Hi!

I am doing a Learner for MNIST from scratch. The problem I am facing is that a single-layer model performs **much** better than a multi-layer model. With a single layer, I was able to achieve 0.63 correct predictions after 500 epochs with **L1 norm** as a loss function and learning rates 0.1 - 0.01. However, the multilayer model gets at most 0.2 accuracies even after thousands of epochs.
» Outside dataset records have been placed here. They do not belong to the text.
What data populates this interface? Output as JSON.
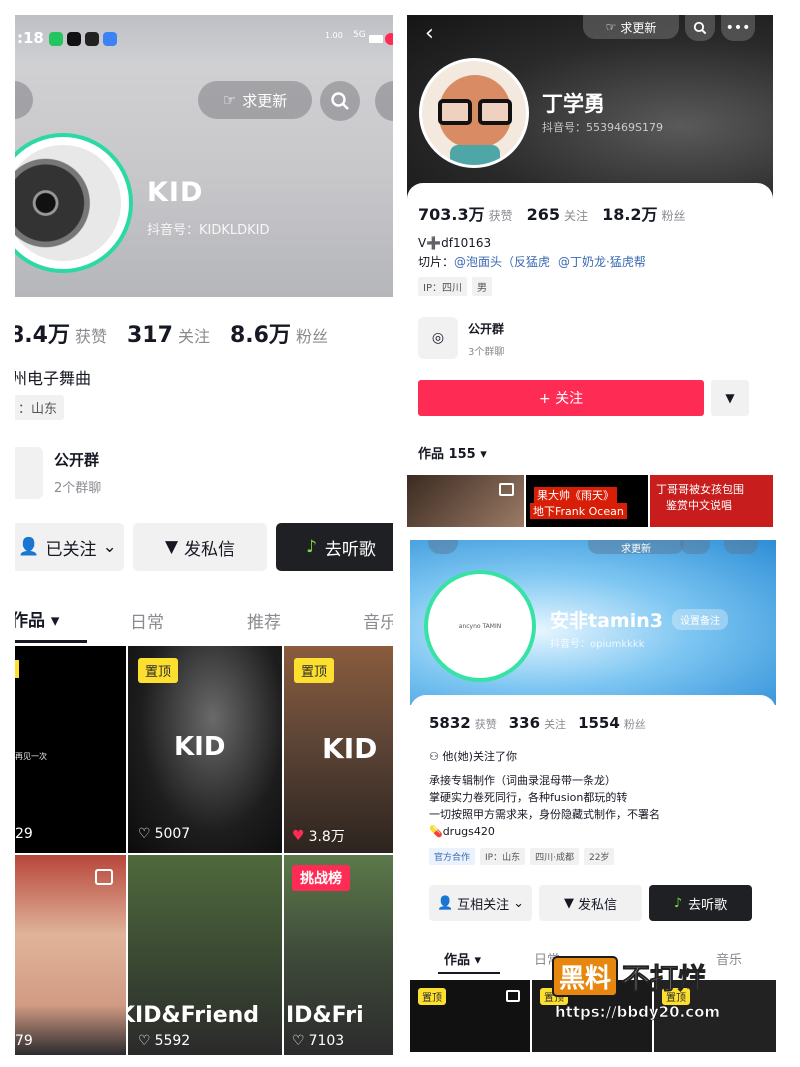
{
  "panel_a": {
    "status": {
      "time": ":18",
      "net": "1.00\nKB/s",
      "sig": "5G"
    },
    "update_button": "求更新",
    "name": "KID",
    "douyin_id": "抖音号：KIDKLDKID",
    "stats": [
      {
        "value": "8.4万",
        "label": "获赞"
      },
      {
        "value": "317",
        "label": "关注"
      },
      {
        "value": "8.6万",
        "label": "粉丝"
      }
    ],
    "bio": "州电子舞曲",
    "location_tag": "：山东",
    "group": {
      "title": "公开群",
      "subtitle": "2个群聊"
    },
    "buttons": {
      "followed": "已关注",
      "message": "发私信",
      "listen": "去听歌"
    },
    "tabs": [
      "作品",
      "日常",
      "推荐",
      "音乐"
    ],
    "videos": [
      {
        "pin": "",
        "caption": "再见一次",
        "likes": "29",
        "overlay": ""
      },
      {
        "pin": "置顶",
        "caption": "",
        "likes": "5007",
        "overlay": "KID"
      },
      {
        "pin": "置顶",
        "caption": "",
        "likes": "3.8万",
        "overlay": "KID"
      },
      {
        "pin": "",
        "caption": "",
        "likes": "79",
        "overlay": ""
      },
      {
        "pin": "",
        "caption": "",
        "likes": "5592",
        "overlay": "KID&Friend"
      },
      {
        "pin": "挑战榜",
        "caption": "",
        "likes": "7103",
        "overlay": "ID&Fri"
      }
    ]
  },
  "panel_b": {
    "update_button": "求更新",
    "name": "丁学勇",
    "douyin_id": "抖音号：5539469S179",
    "stats": [
      {
        "value": "703.3万",
        "label": "获赞"
      },
      {
        "value": "265",
        "label": "关注"
      },
      {
        "value": "18.2万",
        "label": "粉丝"
      }
    ],
    "bio_line1": "V➕df10163",
    "bio_line2_prefix": "切片：",
    "bio_line2_link1": "@泡面头（反猛虎",
    "bio_line2_link2": "@丁奶龙·猛虎帮",
    "tags": [
      "IP：四川",
      "男"
    ],
    "group": {
      "title": "公开群",
      "subtitle": "3个群聊"
    },
    "follow_button": "+ 关注",
    "works": "作品 155",
    "thumbs": [
      {
        "text1": "",
        "text2": ""
      },
      {
        "text1": "果大帅《雨天》",
        "text2": "地下Frank Ocean"
      },
      {
        "text1": "丁哥哥被女孩包围",
        "text2": "鉴赏中文说唱"
      }
    ]
  },
  "panel_c": {
    "update_button": "求更新",
    "avatar_text": "ancyno TAMIN",
    "name": "安非tamin3",
    "remark": "设置备注",
    "douyin_id": "抖音号：opiumkkkk",
    "stats": [
      {
        "value": "5832",
        "label": "获赞"
      },
      {
        "value": "336",
        "label": "关注"
      },
      {
        "value": "1554",
        "label": "粉丝"
      }
    ],
    "follows_you": "他(她)关注了你",
    "bio": [
      "承接专辑制作（词曲录混母带一条龙）",
      "掌硬实力卷死同行，各种fusion都玩的转",
      "一切按照甲方需求来，身份隐藏式制作，不署名",
      "drugs420"
    ],
    "tags": [
      "官方合作",
      "IP：山东",
      "四川·成都",
      "22岁"
    ],
    "buttons": {
      "mutual": "互相关注",
      "message": "发私信",
      "listen": "去听歌"
    },
    "tabs": [
      "作品",
      "日常",
      "",
      "音乐"
    ],
    "pin": "置顶"
  },
  "watermark": {
    "text1": "黑料",
    "text2": "不打烊",
    "url": "https://bbdy20.com"
  }
}
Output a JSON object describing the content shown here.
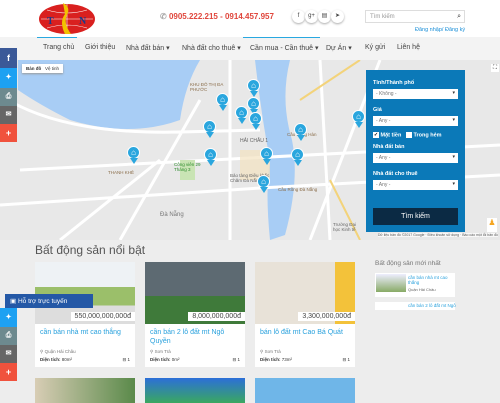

I was modifying the learning rates and sizes of the second linear layer, but the result didn’t get better.

```
class LinearModel:
def __init__(self, w, b):
self.w = torch.rand(w).requires_grad_()
self.b = torch.rand(b).requires_grad_()
def params(self):
return (self.w, self.b)
def predict(self, xb):
return xb@self.w + self.b
class RectifiedLinearUnit:
def predict(self, xb):
return xb.max(tensor(0.0))
def params(self):
return []
class NeuralNetwork:
def __init__(self):
self.layers = [
LinearModel((28 * 28, 100), 10),
RectifiedLinearUnit(),
LinearModel((100, 10), 10),
]
def params(self):
l = [layer.params() for layer in self.layers]
return [p for layer in l for p in layer]
def predict(self, xb):
res = xb
for layer in self.layers:
res = layer.predict(res)
return res
```

I thought it is something wrong with my model and tried build in versions

```
torch.nn.Sequential(
torch.nn.Linear(28*28,10)
)
and
torch.nn.Sequential(
torch.nn.Linear(28*28,10),
torch.nn.ReLU(),
torch.nn.Linear(10,10)
)
```

But got the same result.

As I understood, multi layer model should perform better and require less training but for me it is absolutely the opposite. Could someone please help me to understand why this happens?